- From: David Woolley <david@djwhome.demon.co.uk>
- Date: Sat, 15 Jan 2005 12:38:04 +0000 (GMT)
- To: www-html@w3.org
> As for people who actually do use XHTML, what is the harm of adding a tag=20 > which adds clear meaning? I'm yet to hear any arguments against the actual= > =20 > idea, just noise. That sort of person tends not to generate the sort of noise in their markup that needs identifying. Adverts and visit counts are characteristic of commercial web sites. Having said that, I believe that XHTML 2 does, already, include proposals for marking off navigation data, which is really a sort of inverse of primary content. There has been some topic drift here, in that my original understanding was that this was about cosmetic content that was volatile, whereas you are talking more about distinguishing navigation and branding (both of which can actually be quite static) from content.

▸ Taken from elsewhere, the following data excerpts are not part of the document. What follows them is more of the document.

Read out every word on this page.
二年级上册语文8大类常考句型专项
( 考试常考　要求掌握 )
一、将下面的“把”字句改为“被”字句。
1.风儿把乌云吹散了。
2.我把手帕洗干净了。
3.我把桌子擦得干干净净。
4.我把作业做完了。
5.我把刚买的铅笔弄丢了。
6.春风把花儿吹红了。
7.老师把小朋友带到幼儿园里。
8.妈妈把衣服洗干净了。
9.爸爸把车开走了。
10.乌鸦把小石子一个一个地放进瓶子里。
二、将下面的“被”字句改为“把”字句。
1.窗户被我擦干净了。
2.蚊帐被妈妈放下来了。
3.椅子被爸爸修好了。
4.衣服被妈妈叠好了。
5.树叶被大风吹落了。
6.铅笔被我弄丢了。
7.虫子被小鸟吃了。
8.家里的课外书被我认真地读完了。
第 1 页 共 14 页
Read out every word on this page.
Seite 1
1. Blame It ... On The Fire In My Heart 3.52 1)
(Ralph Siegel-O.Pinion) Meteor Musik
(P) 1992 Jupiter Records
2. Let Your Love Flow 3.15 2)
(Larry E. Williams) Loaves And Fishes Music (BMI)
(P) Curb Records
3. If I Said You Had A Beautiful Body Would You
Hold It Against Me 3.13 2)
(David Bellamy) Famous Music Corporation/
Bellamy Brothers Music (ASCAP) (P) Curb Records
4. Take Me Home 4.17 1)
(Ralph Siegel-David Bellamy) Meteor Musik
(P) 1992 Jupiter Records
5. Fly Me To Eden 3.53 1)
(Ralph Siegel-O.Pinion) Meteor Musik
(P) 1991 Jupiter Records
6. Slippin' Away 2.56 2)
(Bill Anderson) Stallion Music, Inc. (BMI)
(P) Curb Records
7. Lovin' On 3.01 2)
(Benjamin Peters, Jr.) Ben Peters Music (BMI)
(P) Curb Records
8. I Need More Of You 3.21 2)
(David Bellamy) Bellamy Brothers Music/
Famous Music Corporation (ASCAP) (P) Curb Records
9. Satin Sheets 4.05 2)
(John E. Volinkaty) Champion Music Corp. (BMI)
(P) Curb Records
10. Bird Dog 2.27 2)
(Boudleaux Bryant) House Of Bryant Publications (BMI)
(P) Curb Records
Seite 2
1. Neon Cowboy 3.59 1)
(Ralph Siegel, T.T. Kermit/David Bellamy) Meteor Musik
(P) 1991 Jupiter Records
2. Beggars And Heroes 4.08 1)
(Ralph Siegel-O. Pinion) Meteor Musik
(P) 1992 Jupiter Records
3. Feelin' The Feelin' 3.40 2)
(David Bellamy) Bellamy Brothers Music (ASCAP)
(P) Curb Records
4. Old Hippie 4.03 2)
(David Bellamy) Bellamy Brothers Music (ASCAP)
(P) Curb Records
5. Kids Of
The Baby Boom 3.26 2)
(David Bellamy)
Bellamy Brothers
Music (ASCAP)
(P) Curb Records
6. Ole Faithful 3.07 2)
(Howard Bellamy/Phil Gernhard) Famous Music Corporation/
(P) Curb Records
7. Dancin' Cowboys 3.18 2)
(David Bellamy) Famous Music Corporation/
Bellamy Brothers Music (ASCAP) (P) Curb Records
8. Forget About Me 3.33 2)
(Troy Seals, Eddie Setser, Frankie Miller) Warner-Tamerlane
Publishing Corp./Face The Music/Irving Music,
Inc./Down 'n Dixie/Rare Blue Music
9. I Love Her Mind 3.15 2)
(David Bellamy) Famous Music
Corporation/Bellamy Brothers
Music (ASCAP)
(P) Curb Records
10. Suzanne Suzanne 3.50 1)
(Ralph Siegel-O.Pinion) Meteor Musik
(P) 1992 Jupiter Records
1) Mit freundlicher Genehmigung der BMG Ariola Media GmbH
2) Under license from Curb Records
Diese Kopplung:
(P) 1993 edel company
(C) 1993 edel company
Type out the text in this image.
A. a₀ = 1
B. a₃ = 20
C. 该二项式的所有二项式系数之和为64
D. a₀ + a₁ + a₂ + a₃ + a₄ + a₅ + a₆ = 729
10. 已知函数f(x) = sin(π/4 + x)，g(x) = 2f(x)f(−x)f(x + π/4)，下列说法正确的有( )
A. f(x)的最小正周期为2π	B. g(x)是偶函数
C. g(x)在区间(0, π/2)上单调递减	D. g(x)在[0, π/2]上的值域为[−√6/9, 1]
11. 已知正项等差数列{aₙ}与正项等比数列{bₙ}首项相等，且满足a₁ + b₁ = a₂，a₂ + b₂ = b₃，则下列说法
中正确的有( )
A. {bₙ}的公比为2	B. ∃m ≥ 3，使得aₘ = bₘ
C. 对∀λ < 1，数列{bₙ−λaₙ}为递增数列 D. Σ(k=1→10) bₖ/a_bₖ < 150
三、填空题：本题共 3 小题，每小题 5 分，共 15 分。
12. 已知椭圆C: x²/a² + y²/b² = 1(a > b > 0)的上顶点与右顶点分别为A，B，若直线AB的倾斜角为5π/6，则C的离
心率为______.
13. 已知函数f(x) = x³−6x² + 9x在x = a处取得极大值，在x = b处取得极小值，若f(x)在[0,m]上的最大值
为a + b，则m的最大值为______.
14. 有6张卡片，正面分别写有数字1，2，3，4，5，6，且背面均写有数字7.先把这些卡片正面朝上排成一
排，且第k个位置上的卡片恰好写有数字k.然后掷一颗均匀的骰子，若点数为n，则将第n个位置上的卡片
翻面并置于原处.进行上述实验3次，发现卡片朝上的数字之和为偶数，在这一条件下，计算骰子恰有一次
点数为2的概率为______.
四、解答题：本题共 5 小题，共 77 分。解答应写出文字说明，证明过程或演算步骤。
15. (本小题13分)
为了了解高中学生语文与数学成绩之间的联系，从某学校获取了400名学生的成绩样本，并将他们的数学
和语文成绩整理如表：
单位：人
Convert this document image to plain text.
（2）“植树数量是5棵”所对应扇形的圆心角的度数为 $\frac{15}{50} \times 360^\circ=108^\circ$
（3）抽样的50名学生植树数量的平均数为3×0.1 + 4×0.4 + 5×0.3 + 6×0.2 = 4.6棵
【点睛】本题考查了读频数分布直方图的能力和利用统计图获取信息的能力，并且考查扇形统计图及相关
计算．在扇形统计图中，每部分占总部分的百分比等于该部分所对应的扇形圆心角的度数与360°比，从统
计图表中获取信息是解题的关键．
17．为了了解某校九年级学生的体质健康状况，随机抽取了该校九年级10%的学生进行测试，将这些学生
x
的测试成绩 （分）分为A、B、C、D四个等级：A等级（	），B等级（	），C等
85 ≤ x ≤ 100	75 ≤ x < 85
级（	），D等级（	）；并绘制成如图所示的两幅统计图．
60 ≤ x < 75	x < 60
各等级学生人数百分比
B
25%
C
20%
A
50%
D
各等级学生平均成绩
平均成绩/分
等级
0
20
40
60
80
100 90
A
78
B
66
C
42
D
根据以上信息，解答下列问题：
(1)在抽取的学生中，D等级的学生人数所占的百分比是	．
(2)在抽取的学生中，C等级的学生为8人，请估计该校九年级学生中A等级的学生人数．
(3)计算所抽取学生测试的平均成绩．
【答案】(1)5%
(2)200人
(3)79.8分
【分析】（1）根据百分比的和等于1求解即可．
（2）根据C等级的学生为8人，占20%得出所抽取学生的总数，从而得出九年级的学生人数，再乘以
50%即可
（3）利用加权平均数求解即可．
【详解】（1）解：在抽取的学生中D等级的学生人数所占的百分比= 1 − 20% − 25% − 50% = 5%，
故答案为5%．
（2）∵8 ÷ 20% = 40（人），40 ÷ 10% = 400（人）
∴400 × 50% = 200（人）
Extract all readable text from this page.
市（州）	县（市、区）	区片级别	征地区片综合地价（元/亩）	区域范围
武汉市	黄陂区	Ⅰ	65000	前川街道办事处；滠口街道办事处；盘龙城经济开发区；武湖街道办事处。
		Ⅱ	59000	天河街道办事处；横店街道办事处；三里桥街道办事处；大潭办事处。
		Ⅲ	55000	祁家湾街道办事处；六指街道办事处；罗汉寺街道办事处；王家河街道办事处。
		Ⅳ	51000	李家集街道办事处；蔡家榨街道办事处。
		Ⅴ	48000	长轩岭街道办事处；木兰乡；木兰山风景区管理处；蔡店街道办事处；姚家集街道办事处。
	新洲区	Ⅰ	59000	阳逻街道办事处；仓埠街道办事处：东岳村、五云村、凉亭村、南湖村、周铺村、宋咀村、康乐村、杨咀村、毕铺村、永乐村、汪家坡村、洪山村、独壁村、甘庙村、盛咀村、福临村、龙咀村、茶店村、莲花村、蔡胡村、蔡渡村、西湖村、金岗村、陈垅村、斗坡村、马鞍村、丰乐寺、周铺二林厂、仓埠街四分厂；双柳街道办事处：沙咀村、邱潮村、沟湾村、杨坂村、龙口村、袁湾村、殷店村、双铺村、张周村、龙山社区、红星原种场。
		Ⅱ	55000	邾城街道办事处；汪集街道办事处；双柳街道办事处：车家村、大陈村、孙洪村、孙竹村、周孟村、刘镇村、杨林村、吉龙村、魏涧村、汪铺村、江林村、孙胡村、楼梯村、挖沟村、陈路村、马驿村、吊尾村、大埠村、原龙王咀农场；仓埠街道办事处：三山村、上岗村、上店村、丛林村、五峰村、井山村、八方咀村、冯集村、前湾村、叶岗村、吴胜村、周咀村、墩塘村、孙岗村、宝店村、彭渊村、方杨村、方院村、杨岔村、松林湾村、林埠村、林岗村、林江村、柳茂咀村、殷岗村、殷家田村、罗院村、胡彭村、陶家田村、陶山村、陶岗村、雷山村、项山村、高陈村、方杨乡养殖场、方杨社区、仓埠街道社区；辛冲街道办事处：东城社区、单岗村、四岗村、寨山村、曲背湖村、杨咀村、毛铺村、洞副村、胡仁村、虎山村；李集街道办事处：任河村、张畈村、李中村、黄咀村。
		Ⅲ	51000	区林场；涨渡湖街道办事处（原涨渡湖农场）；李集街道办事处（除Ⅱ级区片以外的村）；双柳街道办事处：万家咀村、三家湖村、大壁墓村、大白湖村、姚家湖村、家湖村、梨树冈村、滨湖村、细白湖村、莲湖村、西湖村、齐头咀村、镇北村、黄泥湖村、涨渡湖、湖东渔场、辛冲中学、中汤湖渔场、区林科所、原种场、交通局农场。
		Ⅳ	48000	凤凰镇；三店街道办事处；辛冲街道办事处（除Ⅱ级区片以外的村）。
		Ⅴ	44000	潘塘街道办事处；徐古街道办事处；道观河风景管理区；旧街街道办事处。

I don't have a problem with categorising material into navigation, content, etc., but I think that has to go beyond simply identifying content, as, if the rest doesn't matter, someone working to the true spirit of HTML wouldn't have included it in the first place. I don't see a point in providing a mechanism for marking off visit counts etc., and again don't think that anyone following the true spirit would include them, anyway. The panels model was invented for the commercial market and is a slightly legitimised version of frames. Amongst other things, it assumes that a web page is part of a relatively small compound document, rather than part of a huge world wide web. As I've already said, the semantic way of associating a peer navigation list would be to use link elements in the header and it should be up to the browser to make it easy for the user to access this, including, possibly, automatically displaying it in parallel with current primary page. Because it removes an opportunity for branding, I don't see that there will be any commercial demand for this, so the more commercial browsers won't implement it, of course.